Untitled (TZK) (2013)

Annette Kelm’s sober work covers the range of portrait, still life, landscape, and architectural photography. Often created in the studio, her individual shots and picture series are always neutrally lit; many motifs are captured in frontal views. Her emphatically unspectacular “mises-en-scène” are haunted by subtle irritations arising, for example, from unusual combinations of objects stripped of their customary function. In her exhibitions, Kelm arranges the photographs, taken with medium and large format cameras, in groups that suggest visual associations and thematic analogies. Yet these spheres of association as well as the cultural references implicit in the motifs elude definite interpretation and confront the viewer with their refusal to submit to unambiguous iconographic decoding. In a subtle play with the expectations we bring to art, Kelm’s pictures instead examine how photographic signs are read and explore the tension within the image between object and composition; between pictorial space and surface.

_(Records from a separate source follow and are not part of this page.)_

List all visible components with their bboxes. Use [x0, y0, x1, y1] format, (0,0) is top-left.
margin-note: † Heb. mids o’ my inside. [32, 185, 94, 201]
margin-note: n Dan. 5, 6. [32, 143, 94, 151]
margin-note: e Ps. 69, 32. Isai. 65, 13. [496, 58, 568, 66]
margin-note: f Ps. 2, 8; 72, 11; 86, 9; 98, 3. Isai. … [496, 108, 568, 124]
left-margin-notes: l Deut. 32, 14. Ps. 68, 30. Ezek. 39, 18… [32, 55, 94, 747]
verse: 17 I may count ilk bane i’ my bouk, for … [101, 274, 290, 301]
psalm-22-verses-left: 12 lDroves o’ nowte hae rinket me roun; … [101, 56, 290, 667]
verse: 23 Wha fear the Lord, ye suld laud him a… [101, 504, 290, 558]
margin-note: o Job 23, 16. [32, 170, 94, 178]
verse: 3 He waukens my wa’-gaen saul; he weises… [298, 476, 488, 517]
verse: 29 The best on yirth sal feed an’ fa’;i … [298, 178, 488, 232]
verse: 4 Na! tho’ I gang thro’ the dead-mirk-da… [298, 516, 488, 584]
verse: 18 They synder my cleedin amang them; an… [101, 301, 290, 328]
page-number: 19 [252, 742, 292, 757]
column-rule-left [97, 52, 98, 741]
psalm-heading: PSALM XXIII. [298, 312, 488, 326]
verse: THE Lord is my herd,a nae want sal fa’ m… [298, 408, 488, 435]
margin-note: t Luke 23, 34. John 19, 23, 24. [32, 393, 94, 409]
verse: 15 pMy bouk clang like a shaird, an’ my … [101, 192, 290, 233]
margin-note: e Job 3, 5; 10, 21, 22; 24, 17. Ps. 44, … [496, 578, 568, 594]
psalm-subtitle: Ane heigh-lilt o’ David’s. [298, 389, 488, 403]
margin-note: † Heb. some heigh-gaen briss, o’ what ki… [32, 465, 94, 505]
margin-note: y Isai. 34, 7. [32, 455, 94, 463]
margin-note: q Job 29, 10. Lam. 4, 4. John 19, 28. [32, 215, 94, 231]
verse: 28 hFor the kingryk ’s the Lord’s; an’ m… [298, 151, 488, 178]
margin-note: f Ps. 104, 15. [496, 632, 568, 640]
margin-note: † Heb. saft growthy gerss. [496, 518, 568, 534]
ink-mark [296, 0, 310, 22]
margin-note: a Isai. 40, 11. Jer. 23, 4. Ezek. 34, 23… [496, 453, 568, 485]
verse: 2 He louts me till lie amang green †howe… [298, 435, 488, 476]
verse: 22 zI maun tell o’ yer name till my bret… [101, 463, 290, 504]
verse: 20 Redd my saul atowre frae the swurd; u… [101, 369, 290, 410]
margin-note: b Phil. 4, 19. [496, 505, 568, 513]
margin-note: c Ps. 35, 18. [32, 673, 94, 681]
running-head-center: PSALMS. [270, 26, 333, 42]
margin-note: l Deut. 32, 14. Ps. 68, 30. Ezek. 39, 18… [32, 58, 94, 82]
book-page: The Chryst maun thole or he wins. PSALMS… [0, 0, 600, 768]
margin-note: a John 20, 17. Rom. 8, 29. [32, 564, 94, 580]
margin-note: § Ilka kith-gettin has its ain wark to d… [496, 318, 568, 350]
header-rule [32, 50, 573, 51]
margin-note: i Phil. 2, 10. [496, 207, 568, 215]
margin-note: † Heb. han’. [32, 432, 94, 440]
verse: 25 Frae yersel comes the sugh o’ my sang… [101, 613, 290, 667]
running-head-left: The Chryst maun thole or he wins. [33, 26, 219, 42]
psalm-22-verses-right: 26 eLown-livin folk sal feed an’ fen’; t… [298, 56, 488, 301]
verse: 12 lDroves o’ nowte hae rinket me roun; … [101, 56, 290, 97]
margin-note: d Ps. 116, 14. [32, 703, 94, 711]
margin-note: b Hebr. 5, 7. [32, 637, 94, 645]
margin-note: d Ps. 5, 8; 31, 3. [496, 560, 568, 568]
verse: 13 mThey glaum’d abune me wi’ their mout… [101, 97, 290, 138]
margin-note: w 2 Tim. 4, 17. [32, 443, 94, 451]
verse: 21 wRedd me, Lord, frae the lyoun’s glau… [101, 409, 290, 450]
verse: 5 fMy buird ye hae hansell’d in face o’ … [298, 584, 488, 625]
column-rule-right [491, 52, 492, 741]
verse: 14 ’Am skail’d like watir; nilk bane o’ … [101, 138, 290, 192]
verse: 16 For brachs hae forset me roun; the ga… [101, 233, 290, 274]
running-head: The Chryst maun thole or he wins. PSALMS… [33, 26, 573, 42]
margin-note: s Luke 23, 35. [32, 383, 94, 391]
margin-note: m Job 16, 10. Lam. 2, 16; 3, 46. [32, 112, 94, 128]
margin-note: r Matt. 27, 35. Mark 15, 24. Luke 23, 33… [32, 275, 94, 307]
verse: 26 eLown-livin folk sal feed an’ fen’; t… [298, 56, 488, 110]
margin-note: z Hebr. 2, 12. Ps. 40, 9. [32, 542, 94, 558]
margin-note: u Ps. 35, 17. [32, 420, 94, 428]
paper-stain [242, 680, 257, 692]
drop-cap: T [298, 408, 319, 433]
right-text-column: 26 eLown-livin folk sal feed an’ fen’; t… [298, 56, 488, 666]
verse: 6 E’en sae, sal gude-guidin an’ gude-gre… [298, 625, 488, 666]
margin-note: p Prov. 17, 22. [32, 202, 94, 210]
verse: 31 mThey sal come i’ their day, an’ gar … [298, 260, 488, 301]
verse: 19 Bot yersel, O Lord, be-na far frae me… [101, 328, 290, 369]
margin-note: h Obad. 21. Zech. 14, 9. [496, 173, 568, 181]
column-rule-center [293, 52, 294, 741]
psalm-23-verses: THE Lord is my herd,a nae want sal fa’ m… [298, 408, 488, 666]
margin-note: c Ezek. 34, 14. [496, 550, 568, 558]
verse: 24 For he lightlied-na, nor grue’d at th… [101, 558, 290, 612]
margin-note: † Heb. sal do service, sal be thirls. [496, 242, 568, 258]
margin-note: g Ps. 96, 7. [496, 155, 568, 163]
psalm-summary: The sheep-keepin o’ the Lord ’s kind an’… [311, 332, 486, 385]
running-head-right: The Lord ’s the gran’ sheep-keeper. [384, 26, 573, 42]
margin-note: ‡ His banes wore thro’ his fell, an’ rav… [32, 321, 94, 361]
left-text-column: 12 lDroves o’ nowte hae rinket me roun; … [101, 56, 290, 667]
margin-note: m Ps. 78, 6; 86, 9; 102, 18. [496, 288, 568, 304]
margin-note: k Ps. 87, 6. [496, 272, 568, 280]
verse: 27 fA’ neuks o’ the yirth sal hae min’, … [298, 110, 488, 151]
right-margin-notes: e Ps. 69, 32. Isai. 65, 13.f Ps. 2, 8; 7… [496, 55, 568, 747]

For her new edition "Untitled (TZK)" for “Texte zur Kunst”, Kelm photographed tulips and horseshoe magnets in front of black-and-white vertical stripes. Unlike the monochromatic backdrops common in object and still-life photography, the iridescent striped fabric takes center stage, becoming a motif in its own right. Meanwhile, the magnets, whose place is usually in a physics class, have lost their function. Like the flowers protruding into the picture, they are subordinate to the typographical arrangement. The playful combination demonstrates that Kelm’s negotiation of questions about image and object is never fraught with gravitas.

Annette Kelm, „Untitled (TZK)“, 2013, C-Print, 25.3 x 30,9 cm, 100 + 20 A.P., numbered and signed on the back.